Satomi’s talent at playing the piano leads her to attend high school and college away from home. After graduating from college, she cannot continue to get the kind of instruction she needs within Japan to launch a career performing for international audiences, so she auditions and gets accepted to continue her training at a school in Paris. There she meets Timothy, an American courier for a antique collector in San Francisco, and both Hitomi’s career path and this book go in a very different direction.
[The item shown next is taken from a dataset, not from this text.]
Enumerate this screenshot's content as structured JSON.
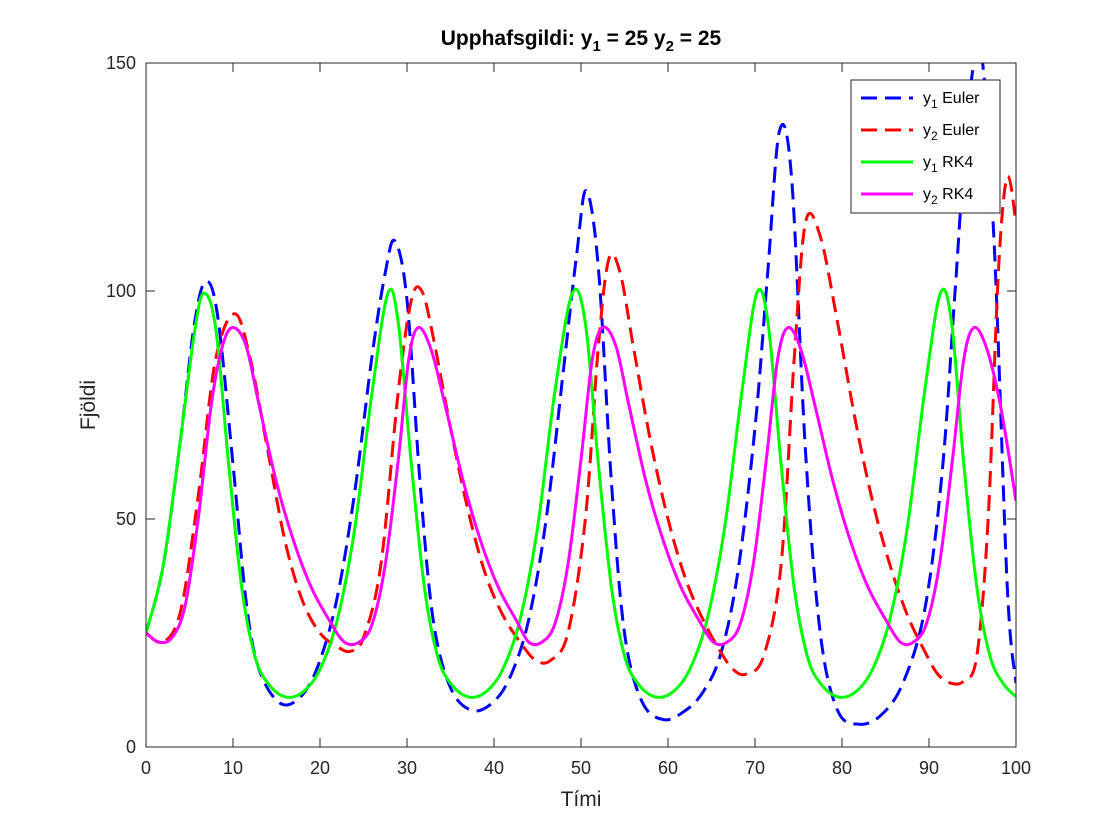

While skipping out on her piano studies for a trip to Japan with Timothy, Hitomi hears the news that her mother died a month earlier. She was so late to find out by not being back in Paris when the news arrived by post. Her mother’s body was already cremated (here we understand where the book’s title comes from), but Hitomi is in Japan just in time to attend her mother’s forty-nine day memorial. During the weekend of the memorial, Hitomi meets an Englishman named Franςois, who is in Japan studying to be an anthropologist.
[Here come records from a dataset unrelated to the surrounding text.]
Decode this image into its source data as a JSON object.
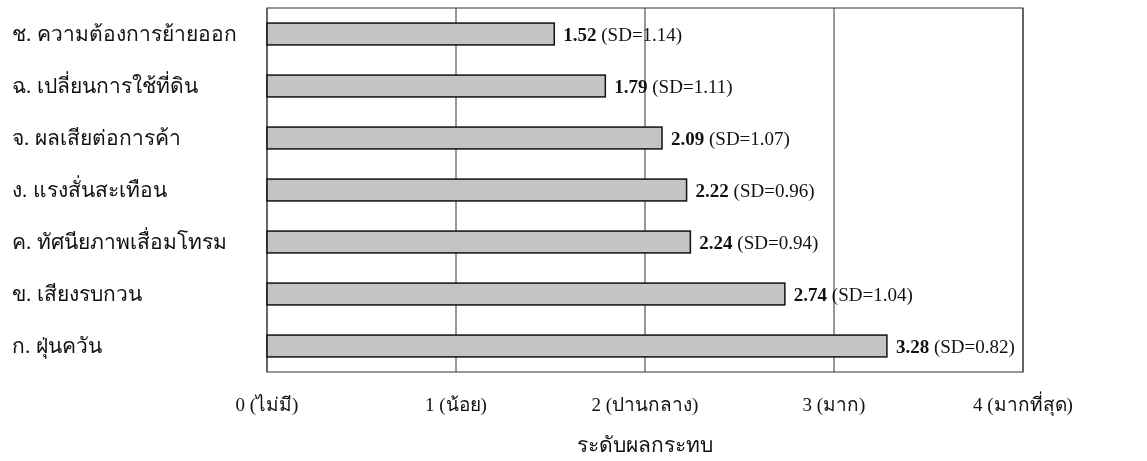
{
  "chart_data": {
    "type": "bar",
    "orientation": "horizontal",
    "categories": [
      "ช. ความต้องการย้ายออก",
      "ฉ. เปลี่ยนการใช้ที่ดิน",
      "จ. ผลเสียต่อการค้า",
      "ง. แรงสั่นสะเทือน",
      "ค. ทัศนียภาพเสื่อมโทรม",
      "ข. เสียงรบกวน",
      "ก. ฝุ่นควัน"
    ],
    "values": [
      1.52,
      1.79,
      2.09,
      2.22,
      2.24,
      2.74,
      3.28
    ],
    "value_labels": [
      "1.52 (SD=1.14)",
      "1.79 (SD=1.11)",
      "2.09 (SD=1.07)",
      "2.22 (SD=0.96)",
      "2.24 (SD=0.94)",
      "2.74 (SD=1.04)",
      "3.28 (SD=0.82)"
    ],
    "color": "#c4c4c4",
    "xlabel": "ระดับผลกระทบ",
    "xlim": [
      0,
      4
    ],
    "xticks": [
      {
        "value": 0,
        "label": "0 (ไม่มี)"
      },
      {
        "value": 1,
        "label": "1 (น้อย)"
      },
      {
        "value": 2,
        "label": "2 (ปานกลาง)"
      },
      {
        "value": 3,
        "label": "3 (มาก)"
      },
      {
        "value": 4,
        "label": "4 (มากที่สุด)"
      }
    ],
    "grid": "x"
  }
}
The book soon jumps ahead from the late 1960s in Japan to San Francisco in the 1980s with Rumi, the daughter of Franςois and Satomi, now as the narrator. Learning the ins and outs of the Asian antique business as she works for her father, it isn’t long before she becomes a gifted authenticator of antiques thanks largely due to her own rather unusual talent of being able to hear the stories of inanimate objects. If that is not already strange enough, Rumi starts hearing a ghost, who she believes to be her mother (whom she always assumed was deceased) calling her to Japan.
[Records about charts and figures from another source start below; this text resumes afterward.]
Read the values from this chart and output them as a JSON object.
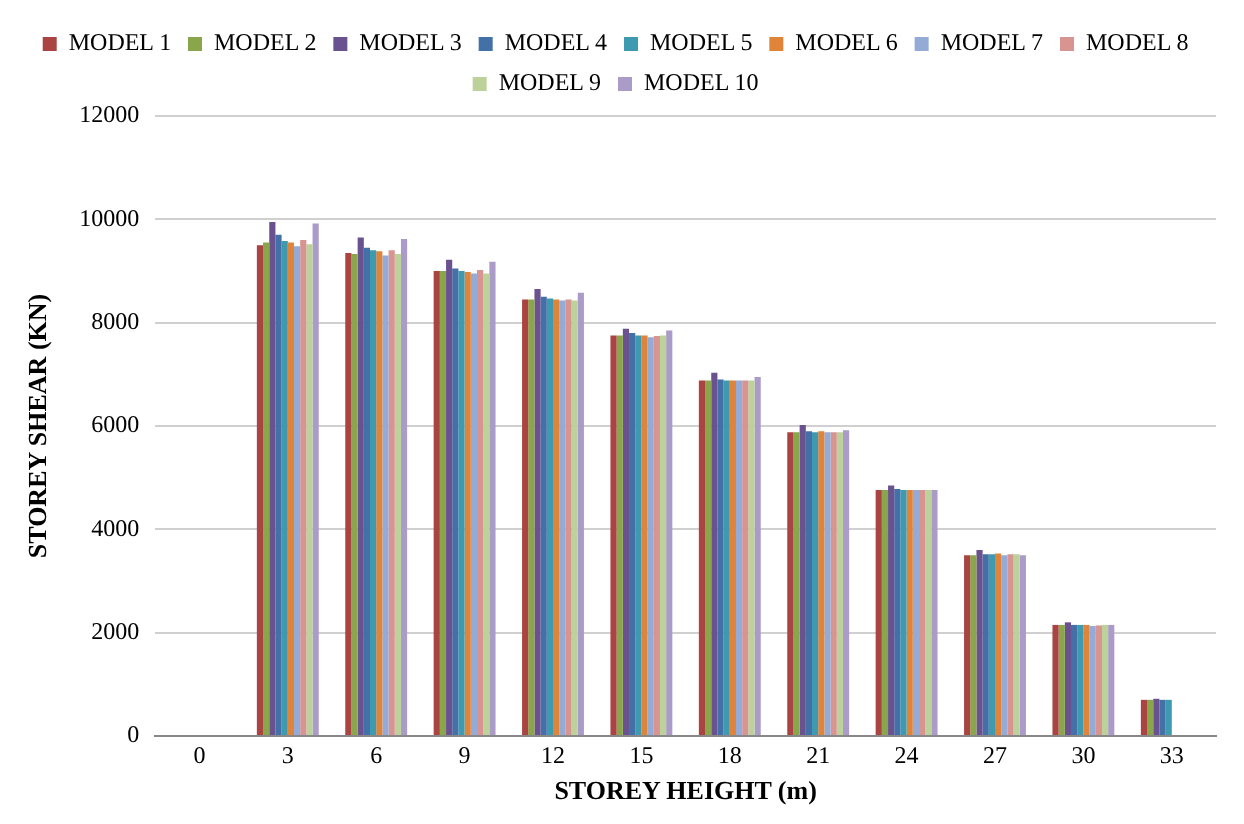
{
  "chart_data": {
    "type": "bar",
    "xlabel": "STOREY HEIGHT (m)",
    "ylabel": "STOREY SHEAR (KN)",
    "categories": [
      "0",
      "3",
      "6",
      "9",
      "12",
      "15",
      "18",
      "21",
      "24",
      "27",
      "30",
      "33"
    ],
    "series": [
      {
        "name": "MODEL 1",
        "color": "#a94442",
        "values": [
          null,
          9500,
          9350,
          9000,
          8450,
          7750,
          6880,
          5880,
          4760,
          3500,
          2150,
          700
        ]
      },
      {
        "name": "MODEL 2",
        "color": "#8aa64a",
        "values": [
          null,
          9550,
          9330,
          9000,
          8450,
          7750,
          6880,
          5880,
          4760,
          3500,
          2150,
          700
        ]
      },
      {
        "name": "MODEL 3",
        "color": "#6a5290",
        "values": [
          null,
          9950,
          9650,
          9220,
          8650,
          7880,
          7030,
          6020,
          4850,
          3600,
          2200,
          720
        ]
      },
      {
        "name": "MODEL 4",
        "color": "#4470a8",
        "values": [
          null,
          9700,
          9450,
          9050,
          8500,
          7800,
          6900,
          5900,
          4780,
          3520,
          2150,
          700
        ]
      },
      {
        "name": "MODEL 5",
        "color": "#3d9ab0",
        "values": [
          null,
          9580,
          9400,
          9000,
          8470,
          7750,
          6880,
          5880,
          4760,
          3520,
          2150,
          700
        ]
      },
      {
        "name": "MODEL 6",
        "color": "#e0843a",
        "values": [
          null,
          9550,
          9380,
          8980,
          8450,
          7750,
          6880,
          5900,
          4760,
          3530,
          2150,
          null
        ]
      },
      {
        "name": "MODEL 7",
        "color": "#93abd6",
        "values": [
          null,
          9480,
          9300,
          8950,
          8430,
          7720,
          6880,
          5880,
          4760,
          3500,
          2130,
          null
        ]
      },
      {
        "name": "MODEL 8",
        "color": "#d89490",
        "values": [
          null,
          9600,
          9400,
          9020,
          8450,
          7740,
          6880,
          5880,
          4760,
          3520,
          2140,
          null
        ]
      },
      {
        "name": "MODEL 9",
        "color": "#bcd29a",
        "values": [
          null,
          9520,
          9330,
          8950,
          8430,
          7750,
          6880,
          5880,
          4760,
          3520,
          2150,
          null
        ]
      },
      {
        "name": "MODEL 10",
        "color": "#ab9bc9",
        "values": [
          null,
          9920,
          9620,
          9180,
          8580,
          7850,
          6950,
          5920,
          4760,
          3500,
          2150,
          null
        ]
      }
    ],
    "ylim": [
      0,
      12000
    ],
    "yticks": [
      0,
      2000,
      4000,
      6000,
      8000,
      10000,
      12000
    ],
    "grid": "y",
    "legend": "top"
  }
}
Picking Bones again heads back in time, picking up where it left off earlier with Satomi as the narrator as she travels with Timothy in Japan. It is not as confusing as it may sound, but the final part of the book is told in separate parts by both Rumi and Satomi, back in Japan, now in the early 1990s. There is the inevitable merging of the two story lines, but I won’t write as to not give away what happens.
Picking Bones From Ash is an enjoyable book to read on many different levels. It changes directions out of the nice coming-of-age story into something much more complex; it skillfully interweaves the stories of three generations of women, and finally, it blends a mystery and ghost story into one overall highly recommended debut novel.